For students who are interested in attending this vocational education school, Monroe offers a Shadow Day. Different high schools are scheduled for different days. Tuscarora students went on December 19, 2010. While there, the visiting students got a glimpse of what two Monroe programs were like. Yuna Miyamoto, a sophomore at Tuscarora, went to Shadow Day to look at the Cosmetology and Nail Design programs. She says, “Shadow Day, in my opinion, was pretty cool. Once we got [to Monroe], the people who already take the class showed us around their classroom.” Miyamoto didn’t have a chance to see students doing peoples’ nails, but she did see cosmetology students fixing mannequins’ hair, which she described as “cool and kind of scary at the same time.”

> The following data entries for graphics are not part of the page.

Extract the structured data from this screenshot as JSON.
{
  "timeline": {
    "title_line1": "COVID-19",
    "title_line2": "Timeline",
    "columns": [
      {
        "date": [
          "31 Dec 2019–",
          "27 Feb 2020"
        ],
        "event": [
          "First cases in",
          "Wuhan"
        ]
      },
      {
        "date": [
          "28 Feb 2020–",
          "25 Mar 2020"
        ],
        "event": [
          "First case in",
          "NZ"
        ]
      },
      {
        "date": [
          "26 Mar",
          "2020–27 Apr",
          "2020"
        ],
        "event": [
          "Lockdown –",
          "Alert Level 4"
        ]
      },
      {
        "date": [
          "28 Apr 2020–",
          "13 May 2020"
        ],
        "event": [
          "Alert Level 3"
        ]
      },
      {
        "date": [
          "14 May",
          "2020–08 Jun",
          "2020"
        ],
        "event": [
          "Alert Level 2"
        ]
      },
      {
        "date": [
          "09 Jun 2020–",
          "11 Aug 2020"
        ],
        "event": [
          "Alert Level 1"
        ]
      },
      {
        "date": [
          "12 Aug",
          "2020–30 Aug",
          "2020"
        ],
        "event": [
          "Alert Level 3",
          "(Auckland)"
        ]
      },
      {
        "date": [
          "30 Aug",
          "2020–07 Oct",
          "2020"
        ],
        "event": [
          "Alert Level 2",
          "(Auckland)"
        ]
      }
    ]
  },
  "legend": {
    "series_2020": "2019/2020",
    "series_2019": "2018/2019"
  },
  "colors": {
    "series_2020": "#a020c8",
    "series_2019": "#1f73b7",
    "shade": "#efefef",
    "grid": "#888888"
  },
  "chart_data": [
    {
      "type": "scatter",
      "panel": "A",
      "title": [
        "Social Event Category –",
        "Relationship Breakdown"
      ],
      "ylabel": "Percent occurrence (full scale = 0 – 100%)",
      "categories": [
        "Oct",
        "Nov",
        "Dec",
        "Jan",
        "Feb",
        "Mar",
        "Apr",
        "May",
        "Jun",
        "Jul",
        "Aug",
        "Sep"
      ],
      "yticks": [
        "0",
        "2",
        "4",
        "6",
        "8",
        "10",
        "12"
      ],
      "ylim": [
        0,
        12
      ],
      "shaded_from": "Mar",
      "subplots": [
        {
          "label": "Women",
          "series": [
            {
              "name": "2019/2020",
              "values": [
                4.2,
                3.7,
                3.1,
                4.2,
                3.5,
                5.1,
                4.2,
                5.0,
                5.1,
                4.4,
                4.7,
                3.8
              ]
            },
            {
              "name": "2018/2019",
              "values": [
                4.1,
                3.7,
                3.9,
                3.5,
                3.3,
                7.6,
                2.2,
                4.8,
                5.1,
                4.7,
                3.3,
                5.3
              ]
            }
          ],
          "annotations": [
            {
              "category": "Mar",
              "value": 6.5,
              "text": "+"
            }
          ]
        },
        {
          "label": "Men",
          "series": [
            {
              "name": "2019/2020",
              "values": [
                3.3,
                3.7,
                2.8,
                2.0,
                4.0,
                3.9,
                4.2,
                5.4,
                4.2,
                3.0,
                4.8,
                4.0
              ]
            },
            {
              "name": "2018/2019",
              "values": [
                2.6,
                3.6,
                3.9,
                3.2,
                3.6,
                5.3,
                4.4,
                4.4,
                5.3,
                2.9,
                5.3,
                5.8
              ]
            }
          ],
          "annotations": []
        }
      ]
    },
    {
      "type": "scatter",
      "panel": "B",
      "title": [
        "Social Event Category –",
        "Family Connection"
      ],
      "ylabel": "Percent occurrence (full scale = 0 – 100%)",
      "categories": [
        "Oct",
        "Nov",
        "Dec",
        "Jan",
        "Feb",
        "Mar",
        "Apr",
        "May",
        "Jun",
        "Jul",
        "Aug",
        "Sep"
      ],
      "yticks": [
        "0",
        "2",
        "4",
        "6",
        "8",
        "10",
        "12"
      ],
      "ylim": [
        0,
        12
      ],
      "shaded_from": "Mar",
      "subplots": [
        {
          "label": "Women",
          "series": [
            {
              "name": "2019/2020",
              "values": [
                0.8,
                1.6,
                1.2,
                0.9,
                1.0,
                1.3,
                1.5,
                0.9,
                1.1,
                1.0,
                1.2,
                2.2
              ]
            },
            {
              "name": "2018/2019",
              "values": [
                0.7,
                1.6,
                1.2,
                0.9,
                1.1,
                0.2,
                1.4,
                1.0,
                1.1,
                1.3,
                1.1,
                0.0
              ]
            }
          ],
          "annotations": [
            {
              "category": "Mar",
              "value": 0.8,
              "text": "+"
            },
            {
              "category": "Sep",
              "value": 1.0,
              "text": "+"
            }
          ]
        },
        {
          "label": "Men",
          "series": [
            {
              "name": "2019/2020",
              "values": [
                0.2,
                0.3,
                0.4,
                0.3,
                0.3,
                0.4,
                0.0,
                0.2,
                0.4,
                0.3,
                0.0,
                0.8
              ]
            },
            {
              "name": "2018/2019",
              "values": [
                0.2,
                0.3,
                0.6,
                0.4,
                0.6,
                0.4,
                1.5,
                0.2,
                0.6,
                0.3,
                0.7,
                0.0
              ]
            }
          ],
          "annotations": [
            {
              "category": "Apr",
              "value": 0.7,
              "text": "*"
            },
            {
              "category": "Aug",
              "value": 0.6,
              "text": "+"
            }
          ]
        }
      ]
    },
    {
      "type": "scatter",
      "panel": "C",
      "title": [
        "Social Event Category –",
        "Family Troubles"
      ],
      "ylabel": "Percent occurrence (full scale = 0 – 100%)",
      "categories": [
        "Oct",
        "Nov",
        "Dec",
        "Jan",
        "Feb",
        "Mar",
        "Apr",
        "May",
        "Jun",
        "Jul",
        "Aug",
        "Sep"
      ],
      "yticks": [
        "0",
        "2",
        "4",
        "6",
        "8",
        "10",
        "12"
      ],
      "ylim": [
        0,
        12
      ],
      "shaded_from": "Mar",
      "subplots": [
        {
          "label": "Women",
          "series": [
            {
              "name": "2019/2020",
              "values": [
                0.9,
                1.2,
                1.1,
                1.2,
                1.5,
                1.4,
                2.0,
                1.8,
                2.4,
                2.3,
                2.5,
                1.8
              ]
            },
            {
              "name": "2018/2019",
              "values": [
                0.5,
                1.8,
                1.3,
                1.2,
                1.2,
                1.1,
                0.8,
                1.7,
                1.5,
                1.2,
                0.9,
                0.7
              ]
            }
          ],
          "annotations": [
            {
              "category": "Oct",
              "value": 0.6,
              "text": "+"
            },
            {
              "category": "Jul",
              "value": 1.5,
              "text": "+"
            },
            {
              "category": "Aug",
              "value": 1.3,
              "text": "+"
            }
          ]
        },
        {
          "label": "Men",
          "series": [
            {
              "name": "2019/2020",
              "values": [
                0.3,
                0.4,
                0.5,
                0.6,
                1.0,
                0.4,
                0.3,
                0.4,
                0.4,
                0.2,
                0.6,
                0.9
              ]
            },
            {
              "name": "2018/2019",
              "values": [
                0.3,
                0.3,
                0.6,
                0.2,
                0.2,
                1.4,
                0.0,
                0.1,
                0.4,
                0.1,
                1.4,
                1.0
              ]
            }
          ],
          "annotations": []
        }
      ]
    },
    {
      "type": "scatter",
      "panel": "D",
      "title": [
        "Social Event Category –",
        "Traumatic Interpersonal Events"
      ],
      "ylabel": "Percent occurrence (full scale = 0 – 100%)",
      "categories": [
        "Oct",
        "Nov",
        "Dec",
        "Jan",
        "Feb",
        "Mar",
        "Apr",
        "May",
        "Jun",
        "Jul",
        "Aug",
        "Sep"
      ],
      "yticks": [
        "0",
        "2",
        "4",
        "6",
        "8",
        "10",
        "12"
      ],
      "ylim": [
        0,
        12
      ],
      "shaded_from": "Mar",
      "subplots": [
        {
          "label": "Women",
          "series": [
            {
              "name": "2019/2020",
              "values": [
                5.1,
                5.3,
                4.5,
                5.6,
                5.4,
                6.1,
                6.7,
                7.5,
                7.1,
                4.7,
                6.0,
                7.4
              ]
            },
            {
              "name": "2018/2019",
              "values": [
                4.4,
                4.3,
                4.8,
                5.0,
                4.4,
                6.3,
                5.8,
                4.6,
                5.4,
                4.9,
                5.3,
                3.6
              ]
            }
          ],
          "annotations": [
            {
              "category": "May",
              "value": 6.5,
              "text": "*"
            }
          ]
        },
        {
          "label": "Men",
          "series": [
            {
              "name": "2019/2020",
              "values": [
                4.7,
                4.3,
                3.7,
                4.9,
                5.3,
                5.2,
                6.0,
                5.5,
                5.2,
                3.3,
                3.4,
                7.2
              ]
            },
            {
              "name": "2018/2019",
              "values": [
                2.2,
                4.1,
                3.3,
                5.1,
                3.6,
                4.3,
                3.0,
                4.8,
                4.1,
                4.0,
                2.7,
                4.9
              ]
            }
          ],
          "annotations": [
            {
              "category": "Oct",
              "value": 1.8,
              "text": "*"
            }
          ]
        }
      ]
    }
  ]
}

Miyamoto had expectations for the day, and they did not quite match the reality of it. “[I expected to see] a huge room of working people studying Cosmetology and Nail Design, but really, during Nail Design, nobody was in the room, and when people did come in, we had to leave, and so we didn’t really get to see people doing mannequin’s nails. I thought we’d be able to paint some nails of mannequins, but we didn’t get to do that either, and the room for nail design was really small. I thought it’d be a huge room with big windows, like the art rooms at our school, but they weren’t, and same with the Cosmetology room.”
Monroe Technology Center is an educational opportunity that is only available to Loudoun County residents. Many counties around the country do not offer anything remotely like Monroe. Therefore, if you would like to take advantage of this opportunity, keep an eye out for enrollment information, or visit the official Monroe website.